India's COVID-19 cases jump past 50,000
The status of India’s COVID-19 cases as of 8AM, May 7. (Photo Courtesy: @PIB_India/Twitter)
NEW DELHI, May 7 (Reuters): Coronavirus cases in India rose past 50,000, the health ministry said on Thursday, with the pace of new infections showing no signs of abating despite a strict weeks-long lockdown in the world's second-most populous country.
India added 3,561 cases, taking its total 52,952 - behind over 82,000 in China where the virus originated - while the death toll rose by 89 to 1,783, still low compared with the United States, United Kingdom and Italy.

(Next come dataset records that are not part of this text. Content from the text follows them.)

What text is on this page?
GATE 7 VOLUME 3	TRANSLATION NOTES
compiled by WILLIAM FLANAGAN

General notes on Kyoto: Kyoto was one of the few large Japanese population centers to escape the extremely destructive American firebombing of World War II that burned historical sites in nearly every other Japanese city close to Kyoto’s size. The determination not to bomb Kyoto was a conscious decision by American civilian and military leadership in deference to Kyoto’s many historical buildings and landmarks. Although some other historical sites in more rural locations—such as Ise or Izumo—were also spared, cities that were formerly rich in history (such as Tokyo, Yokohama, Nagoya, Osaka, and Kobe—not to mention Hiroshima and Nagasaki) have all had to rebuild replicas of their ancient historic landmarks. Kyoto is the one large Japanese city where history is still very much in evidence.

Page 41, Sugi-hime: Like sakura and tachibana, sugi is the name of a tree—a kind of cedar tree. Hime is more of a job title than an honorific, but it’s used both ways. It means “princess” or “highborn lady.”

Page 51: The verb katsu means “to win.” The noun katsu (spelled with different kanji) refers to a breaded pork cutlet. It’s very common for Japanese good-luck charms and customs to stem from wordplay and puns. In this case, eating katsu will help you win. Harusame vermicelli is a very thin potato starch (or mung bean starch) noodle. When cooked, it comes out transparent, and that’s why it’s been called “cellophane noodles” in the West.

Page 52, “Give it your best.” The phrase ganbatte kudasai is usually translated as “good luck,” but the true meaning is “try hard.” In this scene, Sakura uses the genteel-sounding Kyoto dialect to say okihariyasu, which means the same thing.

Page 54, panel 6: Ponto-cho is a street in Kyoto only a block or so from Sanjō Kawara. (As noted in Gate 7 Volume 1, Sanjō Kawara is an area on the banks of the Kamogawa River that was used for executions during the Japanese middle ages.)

Officials attributed the low toll to the government's move to impose a stay-at-home order on the nation's 1.3 billion people early in the cycle, but noted a spurt in cases from the densely packed economic centres of Mumbai, Delhi and Ahmedabad.
Health Minister Harsh Vardhan said Maharashtra, the state where Mumbai is located, was an area of particular concern and said the federal government stood ready to help.

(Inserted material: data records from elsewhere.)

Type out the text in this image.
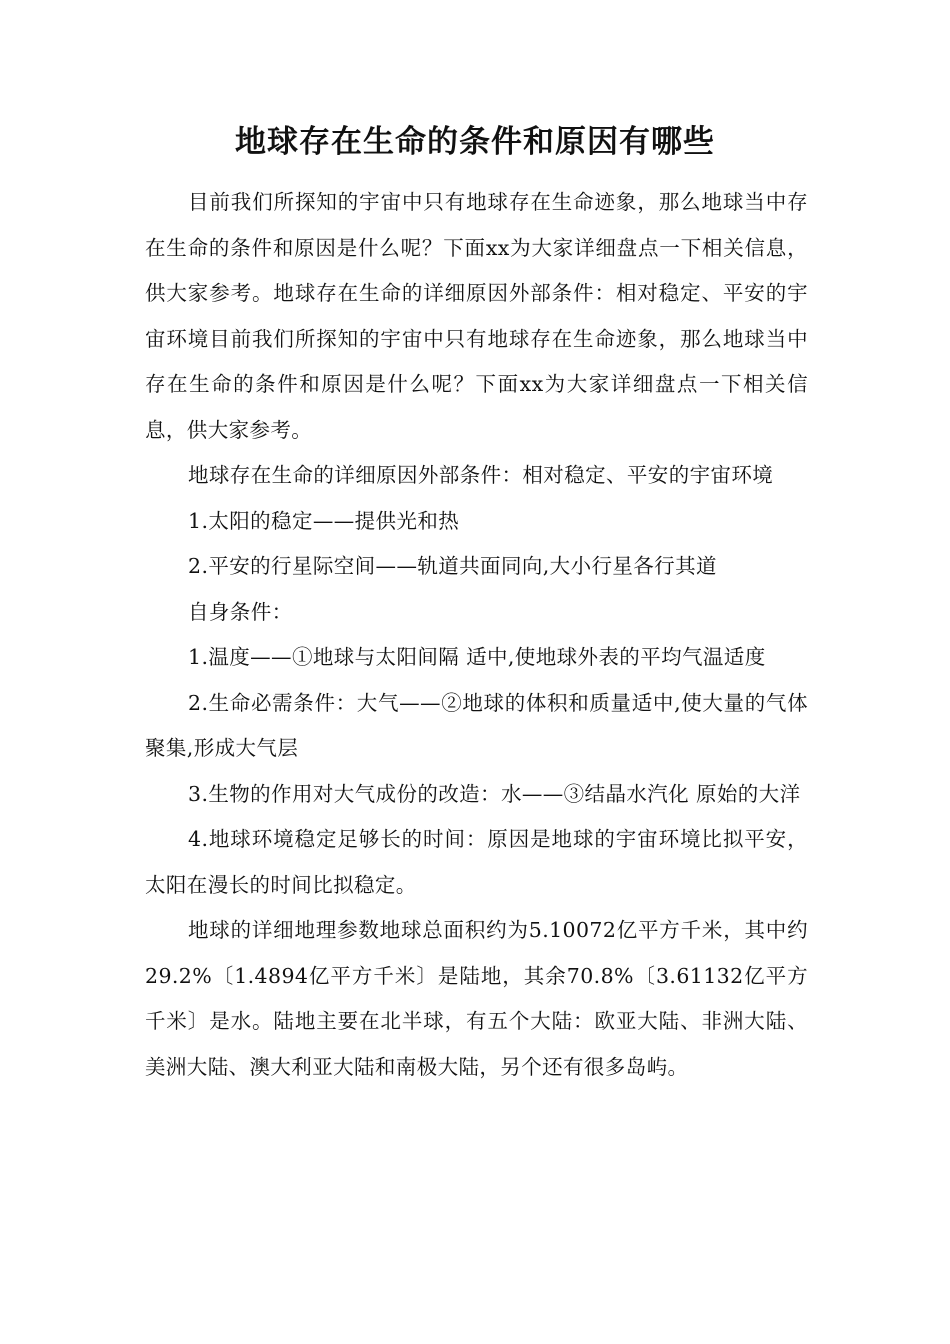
地球存在生命的条件和原因有哪些

目前我们所探知的宇宙中只有地球存在生命迹象，那么地球当中存在生命的条件和原因是什么呢？下面xx为大家详细盘点一下相关信息，供大家参考。地球存在生命的详细原因外部条件：相对稳定、平安的宇宙环境目前我们所探知的宇宙中只有地球存在生命迹象，那么地球当中存在生命的条件和原因是什么呢？下面xx为大家详细盘点一下相关信息，供大家参考。

地球存在生命的详细原因外部条件：相对稳定、平安的宇宙环境

1.太阳的稳定——提供光和热

2.平安的行星际空间——轨道共面同向,大小行星各行其道

自身条件：

1.温度——①地球与太阳间隔 适中,使地球外表的平均气温适度

2.生命必需条件：大气——②地球的体积和质量适中,使大量的气体聚集,形成大气层

3.生物的作用对大气成份的改造：水——③结晶水汽化 原始的大洋

4.地球环境稳定足够长的时间：原因是地球的宇宙环境比拟平安，太阳在漫长的时间比拟稳定。

地球的详细地理参数地球总面积约为5.10072亿平方千米，其中约29.2%〔1.4894亿平方千米〕是陆地，其余70.8%〔3.61132亿平方千米〕是水。陆地主要在北半球，有五个大陆：欧亚大陆、非洲大陆、美洲大陆、澳大利亚大陆和南极大陆，另个还有很多岛屿。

India this week allowed some economic activity to restart in less-affected parts of the hinterland to reduce the pain for hundreds of thousands of people out of work for weeks and running short of food and cash.
But the spreading contagion will increase the pressure on Prime Minister Narendra Modi to keep restrictions in place so it does not spin out of control and overwhelm the limited public health system.

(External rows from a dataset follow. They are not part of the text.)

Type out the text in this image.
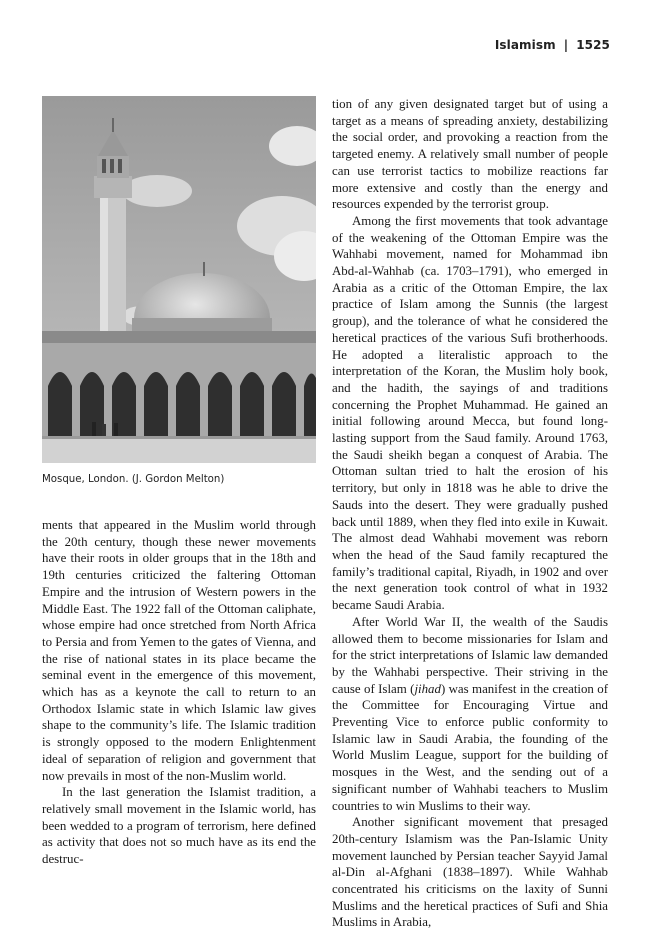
Islamism | 1525
Mosque, London. (J. Gordon Melton)

ments that appeared in the Muslim world through the 20th century, though these newer movements have their roots in older groups that in the 18th and 19th centuries criticized the faltering Ottoman Empire and the intrusion of Western powers in the Middle East. The 1922 fall of the Ottoman caliphate, whose empire had once stretched from North Africa to Persia and from Yemen to the gates of Vienna, and the rise of national states in its place became the seminal event in the emergence of this movement, which has as a keynote the call to return to an Orthodox Islamic state in which Islamic law gives shape to the community’s life. The Islamic tradition is strongly opposed to the modern Enlightenment ideal of separation of religion and government that now prevails in most of the non-Muslim world.

In the last generation the Islamist tradition, a relatively small movement in the Islamic world, has been wedded to a program of terrorism, here defined as activity that does not so much have as its end the destruc-

tion of any given designated target but of using a target as a means of spreading anxiety, destabilizing the social order, and provoking a reaction from the targeted enemy. A relatively small number of people can use terrorist tactics to mobilize reactions far more extensive and costly than the energy and resources expended by the terrorist group.

Among the first movements that took advantage of the weakening of the Ottoman Empire was the Wahhabi movement, named for Mohammad ibn Abd-al-Wahhab (ca. 1703–1791), who emerged in Arabia as a critic of the Ottoman Empire, the lax practice of Islam among the Sunnis (the largest group), and the tolerance of what he considered the heretical practices of the various Sufi brotherhoods. He adopted a literalistic approach to the interpretation of the Koran, the Muslim holy book, and the hadith, the sayings of and traditions concerning the Prophet Muhammad. He gained an initial following around Mecca, but found long-lasting support from the Saud family. Around 1763, the Saudi sheikh began a conquest of Arabia. The Ottoman sultan tried to halt the erosion of his territory, but only in 1818 was he able to drive the Sauds into the desert. They were gradually pushed back until 1889, when they fled into exile in Kuwait. The almost dead Wahhabi movement was reborn when the head of the Saud family recaptured the family’s traditional capital, Riyadh, in 1902 and over the next generation took control of what in 1932 became Saudi Arabia.

After World War II, the wealth of the Saudis allowed them to become missionaries for Islam and for the strict interpretations of Islamic law demanded by the Wahhabi perspective. Their striving in the cause of Islam (jihad) was manifest in the creation of the Committee for Encouraging Virtue and Preventing Vice to enforce public conformity to Islamic law in Saudi Arabia, the founding of the World Muslim League, support for the building of mosques in the West, and the sending out of a significant number of Wahhabi teachers to Muslim countries to win Muslims to their way.

Another significant movement that presaged 20th-century Islamism was the Pan-Islamic Unity movement launched by Persian teacher Sayyid Jamal al-Din al-Afghani (1838–1897). While Wahhab concentrated his criticisms on the laxity of Sunni Muslims and the heretical practices of Sufi and Shia Muslims in Arabia,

India has reported an average of around 2,800 cases each day over the past week. By comparison, China has reported new cases in the single digits over the same period.
Infectious diseases experts have also expressed concern that official data in India is not capturing the full extent of the crisis. The infection numbers in India fall far short of the United States, which has 1.2 million cases and is nearing 75,000 deaths despite a much smaller population.
India, along with the United States, Russia and Brazil, was among big countries that had not yet been able to slow the pace of new infections, said Shamika Ravi, a Brookings senior fellow and a former member of the Prime Minister's Economic Advisory Council.
"Their current strategies (contact tracing + testing + containment) are ineffective," she said.